Janeway decided it might be best to keep Tuvok’s inherited abilities to themselves, at least for the time being. No telling when the captain might decide they needed an informational edge, and Tuvok’s willingness to attach himself to an Ocampa’s thoughts would be worthless if the Ocampa already knew to protect themselves from the Federation visitors.

Toscat pursed his lips as though displeased with the idea of words passing through them, then nodded stiffly toward Janeway without actually meeting her eyes. “I didn’t mean to be rude,” he said, his voice too loud, and stilted with non-use. “But you should not be here.”

“We’ll be glad to leave,” Janeway told him, “once we find our crewmen.”

He looked up at her somewhat sharply then, and Janeway met his gaze firmly. He wasn’t the first person who’d tried to interfere with her duty to her crew, but he was hardly the most threatening. She held him pinned with her stare until he glanced aside again, ostensibly gathering Paris and Chakotay into the discussion although Janeway could plainly see the smears of red darkening on his translucent cheeks.
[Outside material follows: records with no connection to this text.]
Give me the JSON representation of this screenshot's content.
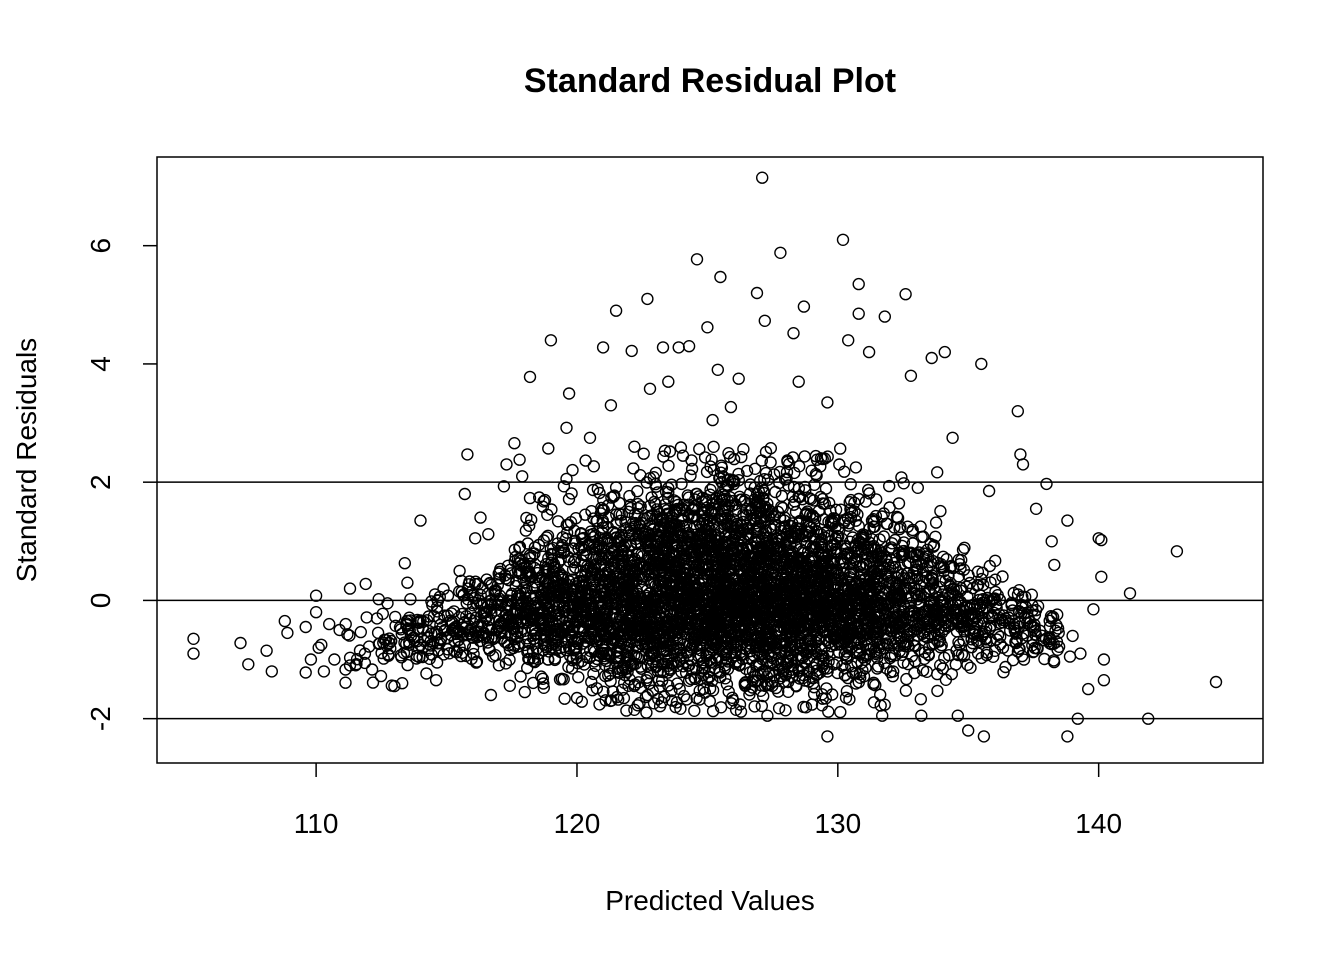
{
  "chart_data": {
    "type": "scatter",
    "title": "Standard Residual Plot",
    "xlabel": "Predicted Values",
    "ylabel": "Standard Residuals",
    "xlim": [
      103.9,
      146.3
    ],
    "ylim": [
      -2.75,
      7.5
    ],
    "x_ticks": [
      110,
      120,
      130,
      140
    ],
    "x_tick_labels": [
      "110",
      "120",
      "130",
      "140"
    ],
    "y_ticks": [
      -2,
      0,
      2,
      4,
      6
    ],
    "y_tick_labels": [
      "-2",
      "0",
      "2",
      "4",
      "6"
    ],
    "reference_lines": [
      -2,
      0,
      2
    ],
    "grid": false,
    "legend": "none",
    "marker": "open-circle",
    "colors": {
      "points": "#000000",
      "lines": "#000000",
      "background": "#ffffff"
    },
    "dense_cloud": {
      "n": 5000,
      "x_center": 125.8,
      "x_spread": 5.4,
      "x_range": [
        111,
        138.5
      ],
      "residual_skew": "right"
    },
    "points": [
      [
        105.3,
        -0.65
      ],
      [
        105.3,
        -0.9
      ],
      [
        107.1,
        -0.72
      ],
      [
        107.4,
        -1.08
      ],
      [
        108.1,
        -0.85
      ],
      [
        108.3,
        -1.2
      ],
      [
        108.8,
        -0.35
      ],
      [
        108.9,
        -0.55
      ],
      [
        109.6,
        -0.45
      ],
      [
        109.6,
        -1.22
      ],
      [
        109.8,
        -1.0
      ],
      [
        110.0,
        -0.2
      ],
      [
        110.0,
        0.08
      ],
      [
        110.1,
        -0.8
      ],
      [
        110.2,
        -0.75
      ],
      [
        110.3,
        -1.2
      ],
      [
        110.5,
        -0.4
      ],
      [
        110.7,
        -1.0
      ],
      [
        110.9,
        -0.5
      ],
      [
        111.3,
        -1.1
      ],
      [
        111.3,
        0.2
      ],
      [
        111.9,
        0.28
      ],
      [
        112.4,
        0.02
      ],
      [
        112.9,
        -1.44
      ],
      [
        113.3,
        -1.4
      ],
      [
        113.4,
        0.63
      ],
      [
        113.5,
        0.3
      ],
      [
        114.0,
        1.35
      ],
      [
        115.5,
        0.5
      ],
      [
        115.7,
        1.8
      ],
      [
        115.8,
        2.47
      ],
      [
        116.1,
        1.05
      ],
      [
        116.3,
        1.4
      ],
      [
        116.6,
        1.12
      ],
      [
        117.2,
        1.93
      ],
      [
        117.3,
        2.3
      ],
      [
        117.6,
        2.66
      ],
      [
        117.8,
        2.38
      ],
      [
        117.9,
        2.1
      ],
      [
        118.2,
        1.73
      ],
      [
        118.2,
        3.78
      ],
      [
        118.9,
        2.57
      ],
      [
        119.0,
        4.4
      ],
      [
        119.5,
        1.93
      ],
      [
        119.6,
        2.92
      ],
      [
        119.7,
        3.5
      ],
      [
        120.5,
        2.75
      ],
      [
        121.0,
        4.28
      ],
      [
        121.3,
        3.3
      ],
      [
        121.5,
        4.9
      ],
      [
        122.1,
        4.22
      ],
      [
        122.2,
        2.6
      ],
      [
        122.7,
        5.1
      ],
      [
        122.8,
        3.58
      ],
      [
        123.3,
        4.28
      ],
      [
        123.5,
        3.7
      ],
      [
        123.9,
        4.28
      ],
      [
        124.3,
        4.3
      ],
      [
        124.6,
        5.77
      ],
      [
        125.0,
        4.62
      ],
      [
        125.2,
        3.05
      ],
      [
        125.4,
        3.9
      ],
      [
        125.5,
        5.47
      ],
      [
        125.9,
        3.27
      ],
      [
        126.2,
        3.75
      ],
      [
        126.9,
        5.2
      ],
      [
        127.1,
        7.15
      ],
      [
        127.2,
        4.73
      ],
      [
        127.8,
        5.88
      ],
      [
        128.3,
        4.52
      ],
      [
        128.5,
        3.7
      ],
      [
        128.7,
        4.97
      ],
      [
        129.6,
        3.35
      ],
      [
        130.2,
        6.1
      ],
      [
        130.4,
        4.4
      ],
      [
        130.8,
        5.35
      ],
      [
        130.8,
        4.85
      ],
      [
        131.2,
        4.2
      ],
      [
        131.8,
        4.8
      ],
      [
        132.6,
        5.18
      ],
      [
        132.8,
        3.8
      ],
      [
        133.6,
        4.1
      ],
      [
        134.1,
        4.2
      ],
      [
        134.4,
        2.75
      ],
      [
        135.5,
        4.0
      ],
      [
        135.8,
        1.85
      ],
      [
        136.9,
        3.2
      ],
      [
        137.0,
        2.47
      ],
      [
        137.1,
        2.3
      ],
      [
        137.6,
        1.55
      ],
      [
        138.0,
        1.97
      ],
      [
        138.2,
        1.0
      ],
      [
        138.3,
        0.6
      ],
      [
        138.4,
        -0.7
      ],
      [
        138.8,
        1.35
      ],
      [
        138.9,
        -0.95
      ],
      [
        139.0,
        -0.6
      ],
      [
        139.2,
        -2.0
      ],
      [
        139.3,
        -0.9
      ],
      [
        139.6,
        -1.5
      ],
      [
        139.8,
        -0.15
      ],
      [
        140.0,
        1.05
      ],
      [
        140.1,
        1.02
      ],
      [
        140.1,
        0.4
      ],
      [
        140.2,
        -1.0
      ],
      [
        140.2,
        -1.35
      ],
      [
        141.2,
        0.12
      ],
      [
        141.9,
        -2.0
      ],
      [
        143.0,
        0.83
      ],
      [
        144.5,
        -1.38
      ],
      [
        129.6,
        -2.3
      ],
      [
        138.8,
        -2.3
      ],
      [
        135.6,
        -2.3
      ],
      [
        135.0,
        -2.2
      ],
      [
        131.7,
        -1.95
      ],
      [
        127.3,
        -1.95
      ],
      [
        126.1,
        -1.85
      ],
      [
        133.2,
        -1.95
      ],
      [
        122.2,
        -1.85
      ],
      [
        134.6,
        -1.95
      ],
      [
        120.0,
        -1.65
      ],
      [
        118.0,
        -1.55
      ],
      [
        116.7,
        -1.6
      ],
      [
        114.6,
        -1.35
      ],
      [
        113.0,
        -1.45
      ]
    ]
  }
}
“That won’t be possible,” Toscat said, addressing the landing party as one large whole. “We cannot interfere with the Caretaker’s wishes.”

Chakotay snorted. “Maybe you can’t, but we can.”

The elder Ocampa shook his head. “You don’t understand—” “That’s right.” Kes touched Toscat’s arm and made him look at her again.

“They don’t understand,” she said, softly but with strength. “They have no way of knowing that the Ocampa have been dependent on the Caretaker for so long, we can’t even think for ourselves anymore. They don’t understand we were once a people who had full command of our minds’ abilities—” “The stories of our ancestors’ cognitive abilities are apocryphal.” Toscat aimed the explanation at Janeway, as though it were important that she understand. “At the very least, exaggerated.”

“We lost those abilities,” Kes said over him, more loudly, “because we stopped using them.”

Toscat waved his hands in front of his face as though to banish her words from his sight. “We should not dwell on what’s been lost, but on all that’s been gained.”